Clément Leriche et Robin Morgand, étudiants à IMT Atlantique (Mines-Télécom), ont présenté au Congrès 2025 une méthode de détection des anomalies pouvant faire suspecter des factures frauduleuses, basée sur des algorithmes et l’intelligence artificielle.
Pendant 6 mois, un groupe d’étudiants d’IMT Atlantique a travaillé sur la détection des fraudes aux audioprothèses, en collaboration avec le SDA. Leur analyse porte sur la période 2021-2024 et prend pour point de départ un tableau de bord interactif qui permet de visualiser les principales données du marché français (tirées du SNDS et anonymisées), région par région : répartition par âge du patient, prix moyen / appareil, part de classe I, proportion de C2S, etc. Cette base permet d’effectuer des comparaisons rapides. Les futurs ingénieurs ont ainsi établi que sur la période étudiée, un établissement type équipait des patients âgés de 73 ans, délivrait 169 appareils / an (dont 34 % de classe I) prescrits par 35 médecins (dont 65 % d’ORL), pour un CA de 223 850 euros. Sur la base de cette norme, l’analyse avance une estimation du nombre de remboursements atypiques et établit des indicateurs d’anomalies.

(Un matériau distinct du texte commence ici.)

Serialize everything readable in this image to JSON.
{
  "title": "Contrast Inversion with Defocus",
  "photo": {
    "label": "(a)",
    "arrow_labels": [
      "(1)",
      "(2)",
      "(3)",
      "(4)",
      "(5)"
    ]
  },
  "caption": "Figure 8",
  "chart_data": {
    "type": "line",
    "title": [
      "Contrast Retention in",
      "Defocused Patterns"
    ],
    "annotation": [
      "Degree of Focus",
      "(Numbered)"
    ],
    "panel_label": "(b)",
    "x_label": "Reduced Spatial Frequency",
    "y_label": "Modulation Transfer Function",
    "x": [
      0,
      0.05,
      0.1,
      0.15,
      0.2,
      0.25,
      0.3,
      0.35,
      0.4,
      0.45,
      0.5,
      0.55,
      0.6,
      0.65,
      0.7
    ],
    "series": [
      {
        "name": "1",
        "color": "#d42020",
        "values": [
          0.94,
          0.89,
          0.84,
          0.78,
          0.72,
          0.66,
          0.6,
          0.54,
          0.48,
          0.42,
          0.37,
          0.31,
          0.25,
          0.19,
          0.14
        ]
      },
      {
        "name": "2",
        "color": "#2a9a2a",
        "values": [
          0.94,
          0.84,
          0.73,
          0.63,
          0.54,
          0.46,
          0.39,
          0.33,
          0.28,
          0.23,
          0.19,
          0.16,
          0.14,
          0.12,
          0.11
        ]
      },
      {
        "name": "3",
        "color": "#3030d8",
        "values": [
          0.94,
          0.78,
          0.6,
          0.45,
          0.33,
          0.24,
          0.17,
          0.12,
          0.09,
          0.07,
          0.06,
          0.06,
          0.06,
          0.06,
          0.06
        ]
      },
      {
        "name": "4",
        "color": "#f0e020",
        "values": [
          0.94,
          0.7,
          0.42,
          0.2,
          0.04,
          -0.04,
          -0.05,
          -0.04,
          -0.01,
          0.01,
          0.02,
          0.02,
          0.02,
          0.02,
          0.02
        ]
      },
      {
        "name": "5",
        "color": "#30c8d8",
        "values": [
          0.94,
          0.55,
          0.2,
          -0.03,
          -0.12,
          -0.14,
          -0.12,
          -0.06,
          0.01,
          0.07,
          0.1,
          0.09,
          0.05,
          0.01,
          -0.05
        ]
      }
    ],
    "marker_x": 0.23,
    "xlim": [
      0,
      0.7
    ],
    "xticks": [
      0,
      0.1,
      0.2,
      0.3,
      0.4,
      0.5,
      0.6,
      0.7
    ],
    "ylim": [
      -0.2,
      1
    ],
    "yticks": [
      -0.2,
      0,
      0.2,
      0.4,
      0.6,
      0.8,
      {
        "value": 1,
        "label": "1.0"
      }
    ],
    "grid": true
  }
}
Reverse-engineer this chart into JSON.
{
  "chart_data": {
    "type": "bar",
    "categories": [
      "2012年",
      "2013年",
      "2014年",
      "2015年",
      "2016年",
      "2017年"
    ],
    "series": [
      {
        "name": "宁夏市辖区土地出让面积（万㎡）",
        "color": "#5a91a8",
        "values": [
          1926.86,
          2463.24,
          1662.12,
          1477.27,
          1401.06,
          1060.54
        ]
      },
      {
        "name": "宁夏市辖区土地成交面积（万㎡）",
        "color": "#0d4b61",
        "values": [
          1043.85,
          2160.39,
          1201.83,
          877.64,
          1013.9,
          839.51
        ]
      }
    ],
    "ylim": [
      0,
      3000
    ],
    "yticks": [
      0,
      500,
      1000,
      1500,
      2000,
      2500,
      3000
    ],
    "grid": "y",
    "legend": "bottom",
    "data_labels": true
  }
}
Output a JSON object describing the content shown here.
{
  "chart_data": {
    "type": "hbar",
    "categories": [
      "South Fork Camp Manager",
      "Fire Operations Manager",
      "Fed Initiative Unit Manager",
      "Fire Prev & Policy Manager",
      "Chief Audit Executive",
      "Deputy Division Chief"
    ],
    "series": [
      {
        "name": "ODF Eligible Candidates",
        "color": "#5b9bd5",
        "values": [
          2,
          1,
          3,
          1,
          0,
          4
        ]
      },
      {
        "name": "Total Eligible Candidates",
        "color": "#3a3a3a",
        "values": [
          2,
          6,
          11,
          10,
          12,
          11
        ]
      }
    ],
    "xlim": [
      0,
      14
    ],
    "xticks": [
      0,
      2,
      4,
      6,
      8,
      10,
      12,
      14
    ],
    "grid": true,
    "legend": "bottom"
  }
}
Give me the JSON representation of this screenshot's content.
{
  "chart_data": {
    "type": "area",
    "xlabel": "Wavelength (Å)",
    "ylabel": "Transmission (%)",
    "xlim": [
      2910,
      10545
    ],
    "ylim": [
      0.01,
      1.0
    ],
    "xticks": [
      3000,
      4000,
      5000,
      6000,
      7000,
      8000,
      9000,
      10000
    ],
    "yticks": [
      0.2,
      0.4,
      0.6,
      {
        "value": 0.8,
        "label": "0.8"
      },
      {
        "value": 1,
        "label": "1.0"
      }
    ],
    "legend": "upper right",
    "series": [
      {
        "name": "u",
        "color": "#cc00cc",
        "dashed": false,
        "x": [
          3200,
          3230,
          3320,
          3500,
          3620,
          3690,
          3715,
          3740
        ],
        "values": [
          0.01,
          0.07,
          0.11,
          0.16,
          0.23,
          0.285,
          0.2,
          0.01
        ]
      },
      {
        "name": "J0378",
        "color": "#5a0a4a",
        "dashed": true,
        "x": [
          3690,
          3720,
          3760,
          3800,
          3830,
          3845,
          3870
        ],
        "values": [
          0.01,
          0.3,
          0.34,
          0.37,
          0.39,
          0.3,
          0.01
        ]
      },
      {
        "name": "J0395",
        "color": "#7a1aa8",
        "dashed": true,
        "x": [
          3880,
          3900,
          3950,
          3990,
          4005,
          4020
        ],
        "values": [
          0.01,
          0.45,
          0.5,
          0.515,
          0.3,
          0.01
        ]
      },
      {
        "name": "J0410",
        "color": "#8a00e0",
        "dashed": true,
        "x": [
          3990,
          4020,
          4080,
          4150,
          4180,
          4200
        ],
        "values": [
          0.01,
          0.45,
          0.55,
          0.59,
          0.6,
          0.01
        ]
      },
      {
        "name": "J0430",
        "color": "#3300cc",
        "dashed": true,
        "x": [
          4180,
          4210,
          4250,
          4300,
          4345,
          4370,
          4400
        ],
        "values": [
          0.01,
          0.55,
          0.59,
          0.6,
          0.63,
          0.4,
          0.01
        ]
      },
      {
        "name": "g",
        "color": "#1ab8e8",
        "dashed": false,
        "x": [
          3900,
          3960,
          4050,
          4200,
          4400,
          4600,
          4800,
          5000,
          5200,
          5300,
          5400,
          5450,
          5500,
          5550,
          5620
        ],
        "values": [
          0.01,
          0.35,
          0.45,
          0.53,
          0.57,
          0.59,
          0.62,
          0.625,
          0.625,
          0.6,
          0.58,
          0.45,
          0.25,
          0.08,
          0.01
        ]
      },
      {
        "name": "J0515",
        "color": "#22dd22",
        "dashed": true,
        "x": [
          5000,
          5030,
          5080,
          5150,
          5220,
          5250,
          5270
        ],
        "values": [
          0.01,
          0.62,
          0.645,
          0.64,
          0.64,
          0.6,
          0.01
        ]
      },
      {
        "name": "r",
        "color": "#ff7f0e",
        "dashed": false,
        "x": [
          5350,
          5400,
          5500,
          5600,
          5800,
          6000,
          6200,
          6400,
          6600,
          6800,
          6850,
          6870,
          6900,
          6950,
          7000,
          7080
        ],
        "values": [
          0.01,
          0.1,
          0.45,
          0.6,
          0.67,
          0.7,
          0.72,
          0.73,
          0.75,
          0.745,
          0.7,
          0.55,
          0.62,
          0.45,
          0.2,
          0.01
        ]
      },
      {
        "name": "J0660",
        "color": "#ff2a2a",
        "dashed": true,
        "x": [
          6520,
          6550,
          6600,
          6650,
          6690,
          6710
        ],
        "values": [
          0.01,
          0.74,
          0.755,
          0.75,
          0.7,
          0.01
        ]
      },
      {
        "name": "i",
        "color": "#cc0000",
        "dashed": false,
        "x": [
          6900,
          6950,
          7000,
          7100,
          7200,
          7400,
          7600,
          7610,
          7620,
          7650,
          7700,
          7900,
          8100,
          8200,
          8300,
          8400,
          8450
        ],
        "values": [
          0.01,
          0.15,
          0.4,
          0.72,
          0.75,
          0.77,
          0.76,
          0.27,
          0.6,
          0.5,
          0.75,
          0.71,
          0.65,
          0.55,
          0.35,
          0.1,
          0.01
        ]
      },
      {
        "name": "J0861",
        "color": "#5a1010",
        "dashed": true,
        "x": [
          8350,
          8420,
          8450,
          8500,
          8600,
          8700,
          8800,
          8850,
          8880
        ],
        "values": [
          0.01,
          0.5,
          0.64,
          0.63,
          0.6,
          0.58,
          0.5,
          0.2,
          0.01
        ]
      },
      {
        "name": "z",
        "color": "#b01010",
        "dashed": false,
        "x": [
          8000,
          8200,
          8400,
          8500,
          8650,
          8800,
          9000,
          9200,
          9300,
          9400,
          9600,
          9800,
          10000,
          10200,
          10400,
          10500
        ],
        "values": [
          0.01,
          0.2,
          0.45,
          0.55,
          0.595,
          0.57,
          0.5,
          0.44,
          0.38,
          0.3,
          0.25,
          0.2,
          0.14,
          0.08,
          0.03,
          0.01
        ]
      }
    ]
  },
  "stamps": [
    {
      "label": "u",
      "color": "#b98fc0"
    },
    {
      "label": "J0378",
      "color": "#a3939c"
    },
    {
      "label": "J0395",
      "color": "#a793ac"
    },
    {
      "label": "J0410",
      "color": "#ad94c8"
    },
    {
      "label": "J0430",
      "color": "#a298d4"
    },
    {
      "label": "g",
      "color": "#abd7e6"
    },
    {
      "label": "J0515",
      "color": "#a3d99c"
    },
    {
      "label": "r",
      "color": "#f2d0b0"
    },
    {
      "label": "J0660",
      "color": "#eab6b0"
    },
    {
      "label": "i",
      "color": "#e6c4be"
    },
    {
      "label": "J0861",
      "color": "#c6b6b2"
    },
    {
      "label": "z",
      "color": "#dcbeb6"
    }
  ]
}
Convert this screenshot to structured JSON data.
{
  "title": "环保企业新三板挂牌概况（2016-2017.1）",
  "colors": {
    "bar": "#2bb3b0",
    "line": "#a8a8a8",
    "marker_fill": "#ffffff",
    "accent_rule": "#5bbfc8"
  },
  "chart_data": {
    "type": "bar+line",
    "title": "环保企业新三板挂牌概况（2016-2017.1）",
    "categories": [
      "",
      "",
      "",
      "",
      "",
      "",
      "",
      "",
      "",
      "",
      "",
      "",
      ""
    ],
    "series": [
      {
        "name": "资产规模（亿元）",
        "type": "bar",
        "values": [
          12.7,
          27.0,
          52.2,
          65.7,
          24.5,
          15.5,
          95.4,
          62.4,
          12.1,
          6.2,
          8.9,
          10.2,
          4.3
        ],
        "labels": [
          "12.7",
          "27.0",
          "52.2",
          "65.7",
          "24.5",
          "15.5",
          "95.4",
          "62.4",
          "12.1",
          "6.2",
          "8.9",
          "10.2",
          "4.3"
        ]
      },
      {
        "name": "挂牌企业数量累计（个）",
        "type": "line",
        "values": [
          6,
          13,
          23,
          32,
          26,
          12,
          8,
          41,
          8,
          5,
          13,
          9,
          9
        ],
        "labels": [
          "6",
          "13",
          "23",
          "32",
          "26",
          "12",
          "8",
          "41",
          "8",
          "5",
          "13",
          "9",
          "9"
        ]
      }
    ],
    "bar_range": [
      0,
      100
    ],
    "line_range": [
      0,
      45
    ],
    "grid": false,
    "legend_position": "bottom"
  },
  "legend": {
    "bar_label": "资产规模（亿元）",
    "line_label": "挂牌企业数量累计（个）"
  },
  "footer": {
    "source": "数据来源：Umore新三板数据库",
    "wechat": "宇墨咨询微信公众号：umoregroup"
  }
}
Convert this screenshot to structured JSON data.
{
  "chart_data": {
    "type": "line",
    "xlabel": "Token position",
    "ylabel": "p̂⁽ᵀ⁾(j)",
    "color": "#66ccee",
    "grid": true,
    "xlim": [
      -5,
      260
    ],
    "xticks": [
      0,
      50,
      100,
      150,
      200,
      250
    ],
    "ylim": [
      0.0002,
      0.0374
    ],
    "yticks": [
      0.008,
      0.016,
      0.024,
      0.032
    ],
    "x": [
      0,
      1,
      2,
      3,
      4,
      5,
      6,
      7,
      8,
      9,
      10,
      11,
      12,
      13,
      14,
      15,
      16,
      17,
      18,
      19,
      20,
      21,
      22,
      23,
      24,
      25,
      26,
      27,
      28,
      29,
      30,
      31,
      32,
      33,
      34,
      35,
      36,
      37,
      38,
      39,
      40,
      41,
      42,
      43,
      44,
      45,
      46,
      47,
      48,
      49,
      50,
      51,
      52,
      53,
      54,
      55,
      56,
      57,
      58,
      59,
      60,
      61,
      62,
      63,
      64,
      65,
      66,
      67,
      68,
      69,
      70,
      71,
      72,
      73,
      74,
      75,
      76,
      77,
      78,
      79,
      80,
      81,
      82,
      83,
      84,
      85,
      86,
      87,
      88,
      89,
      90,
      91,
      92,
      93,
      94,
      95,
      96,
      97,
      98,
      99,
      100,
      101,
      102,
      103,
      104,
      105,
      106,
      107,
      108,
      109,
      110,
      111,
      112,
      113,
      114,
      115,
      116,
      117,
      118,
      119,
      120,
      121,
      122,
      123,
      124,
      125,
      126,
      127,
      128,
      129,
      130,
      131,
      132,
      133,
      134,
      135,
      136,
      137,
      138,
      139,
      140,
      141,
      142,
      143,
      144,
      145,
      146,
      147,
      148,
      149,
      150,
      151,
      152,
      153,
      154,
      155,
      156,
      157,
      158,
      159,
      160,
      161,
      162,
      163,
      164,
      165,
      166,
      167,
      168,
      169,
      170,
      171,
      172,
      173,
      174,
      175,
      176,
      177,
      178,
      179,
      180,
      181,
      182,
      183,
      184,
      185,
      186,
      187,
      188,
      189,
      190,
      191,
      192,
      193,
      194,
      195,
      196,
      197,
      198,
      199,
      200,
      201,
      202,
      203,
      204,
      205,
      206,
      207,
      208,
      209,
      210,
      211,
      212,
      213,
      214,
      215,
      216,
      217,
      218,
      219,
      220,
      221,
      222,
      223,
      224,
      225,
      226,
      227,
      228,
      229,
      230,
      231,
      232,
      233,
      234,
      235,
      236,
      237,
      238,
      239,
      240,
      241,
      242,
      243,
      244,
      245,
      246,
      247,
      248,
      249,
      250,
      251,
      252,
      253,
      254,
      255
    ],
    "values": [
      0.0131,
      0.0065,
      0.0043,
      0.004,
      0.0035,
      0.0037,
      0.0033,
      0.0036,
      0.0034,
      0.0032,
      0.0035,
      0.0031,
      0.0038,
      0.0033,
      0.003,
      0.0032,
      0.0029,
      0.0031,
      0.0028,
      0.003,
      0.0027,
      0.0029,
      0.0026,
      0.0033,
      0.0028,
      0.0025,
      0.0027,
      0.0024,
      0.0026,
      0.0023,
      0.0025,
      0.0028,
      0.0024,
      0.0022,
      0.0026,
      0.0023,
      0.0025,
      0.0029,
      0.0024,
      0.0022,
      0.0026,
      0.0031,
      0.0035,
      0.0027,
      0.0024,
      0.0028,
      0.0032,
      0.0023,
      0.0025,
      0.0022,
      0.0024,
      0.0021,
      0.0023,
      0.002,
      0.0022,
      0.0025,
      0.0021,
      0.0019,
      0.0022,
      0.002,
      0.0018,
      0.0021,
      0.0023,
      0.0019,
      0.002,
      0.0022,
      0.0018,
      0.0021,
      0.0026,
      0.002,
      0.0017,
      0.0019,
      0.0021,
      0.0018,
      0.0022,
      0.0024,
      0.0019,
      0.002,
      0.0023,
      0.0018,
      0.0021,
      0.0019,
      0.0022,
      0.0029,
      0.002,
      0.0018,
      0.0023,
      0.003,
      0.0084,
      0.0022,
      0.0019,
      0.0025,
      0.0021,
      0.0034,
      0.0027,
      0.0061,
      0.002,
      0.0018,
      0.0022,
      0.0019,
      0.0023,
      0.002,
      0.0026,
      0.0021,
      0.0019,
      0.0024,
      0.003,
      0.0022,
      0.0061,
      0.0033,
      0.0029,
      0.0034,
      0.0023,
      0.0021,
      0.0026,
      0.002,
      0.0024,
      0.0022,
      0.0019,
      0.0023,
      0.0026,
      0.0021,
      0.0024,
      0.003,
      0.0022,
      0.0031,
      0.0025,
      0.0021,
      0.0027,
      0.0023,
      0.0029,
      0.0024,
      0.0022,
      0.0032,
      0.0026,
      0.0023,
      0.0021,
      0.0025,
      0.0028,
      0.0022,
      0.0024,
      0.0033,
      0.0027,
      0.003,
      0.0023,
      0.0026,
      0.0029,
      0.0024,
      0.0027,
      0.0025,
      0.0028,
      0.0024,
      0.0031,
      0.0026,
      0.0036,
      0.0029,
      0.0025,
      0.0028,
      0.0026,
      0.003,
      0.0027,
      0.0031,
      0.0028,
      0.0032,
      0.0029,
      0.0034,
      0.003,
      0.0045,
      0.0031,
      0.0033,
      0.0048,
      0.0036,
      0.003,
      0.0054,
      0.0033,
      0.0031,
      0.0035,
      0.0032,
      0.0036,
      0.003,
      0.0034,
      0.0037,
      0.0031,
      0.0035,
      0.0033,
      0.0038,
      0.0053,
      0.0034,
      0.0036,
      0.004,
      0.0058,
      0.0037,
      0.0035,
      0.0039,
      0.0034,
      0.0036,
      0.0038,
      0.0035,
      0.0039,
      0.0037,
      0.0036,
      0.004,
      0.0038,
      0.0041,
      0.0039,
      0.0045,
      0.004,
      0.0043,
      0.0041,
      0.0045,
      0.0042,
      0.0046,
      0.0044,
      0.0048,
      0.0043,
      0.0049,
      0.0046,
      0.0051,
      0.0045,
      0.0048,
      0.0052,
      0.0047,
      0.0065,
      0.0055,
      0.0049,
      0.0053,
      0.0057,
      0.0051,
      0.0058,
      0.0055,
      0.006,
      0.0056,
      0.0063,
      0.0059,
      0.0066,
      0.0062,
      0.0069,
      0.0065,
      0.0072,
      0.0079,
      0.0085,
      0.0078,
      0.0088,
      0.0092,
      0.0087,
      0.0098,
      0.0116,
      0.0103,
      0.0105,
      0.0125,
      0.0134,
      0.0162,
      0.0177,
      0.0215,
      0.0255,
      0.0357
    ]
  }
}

55,5 M€ de pertes potentielles
A l’aide d’une IA, les étudiants ont pu isoler les cas atypiques. Ce modèle, appelé Isolation Forest, analyse l’ensemble des établissements en comparant leurs indicateurs clés et détecte ceux qui s’éloignent significativement de la norme. Le processus a été enrichi d’indicateurs définis avec l’aide d’un audioprothésiste qui a identifié des schémas récurrents de fraudes potentielles :
- un délai très court entre prescription et facturation peut suggérer une ordonnance « achetée »
- une concentration inhabituelle de bénéficiaires éloignés de l’établissement laisse à penser que ces personnes sont appareillées à distance
- un faible pourcentage d’ORL prescripteurs peut indiquer un contournement des spécialistes
- une moyenne d’âge des patients beaucoup plus jeune que la norme peut être le signe d’un détournement d’appareils pour des assurés non éligibles
- une forte proportion de classe I peut indiquer une tentative de maximisation des remboursements sans reste à charge.
- une hausse importante du nombre de délivrances sur certaines périodes (en décalage avec la moyenne nationale ou régionale) peut signifier une fraude organisée
Sur un total de 4 774 379 transactions, des anomalies ont ainsi été décelées sur 47 742 dossiers, soit 1 % d’entre eux. L’analyse estime ainsi les pertes potentielles à 55,5 millions d’euros.
Des contrôles mieux ciblés
« Un établissement présentant des anomalies ne signifie pas forcément qu’il y a fraude », ont expliqué Clément Leriche et Robin Morgand. Les résultats doivent toujours être confrontés à l’avis d’un expert du domaine. » L’anomalie doit donc être vue comme un signal d’alerte nécessitant une vérification approfondie. L’anonymisation des données est une autre limite de cette approche qui devra être confrontée aux données nominatives des CPAM et des Ocam pour obtenir des résultats qualifiés. A terme, cette méthode pourrait être appliquée dans le cadre de contrôles en amont : « l’Assurance maladie pourrait mettre en place des filtres sur un certain nombre d’indicateurs et ne vérifier que les feuilles de soins suspectes. Cela éviterait que les audios soient tous contrôlés en permanence », a suggéré Brice Jantzem, président du SDA.
Les étudiants d’IMT Atlantique ont listé les indicateurs clés pouvant faire suspecter une fraude. Ils en ont identifié une dizaine : financiers, liés aux bénéficiaires, aux types d’appareils, à la prescription ou à la géographie.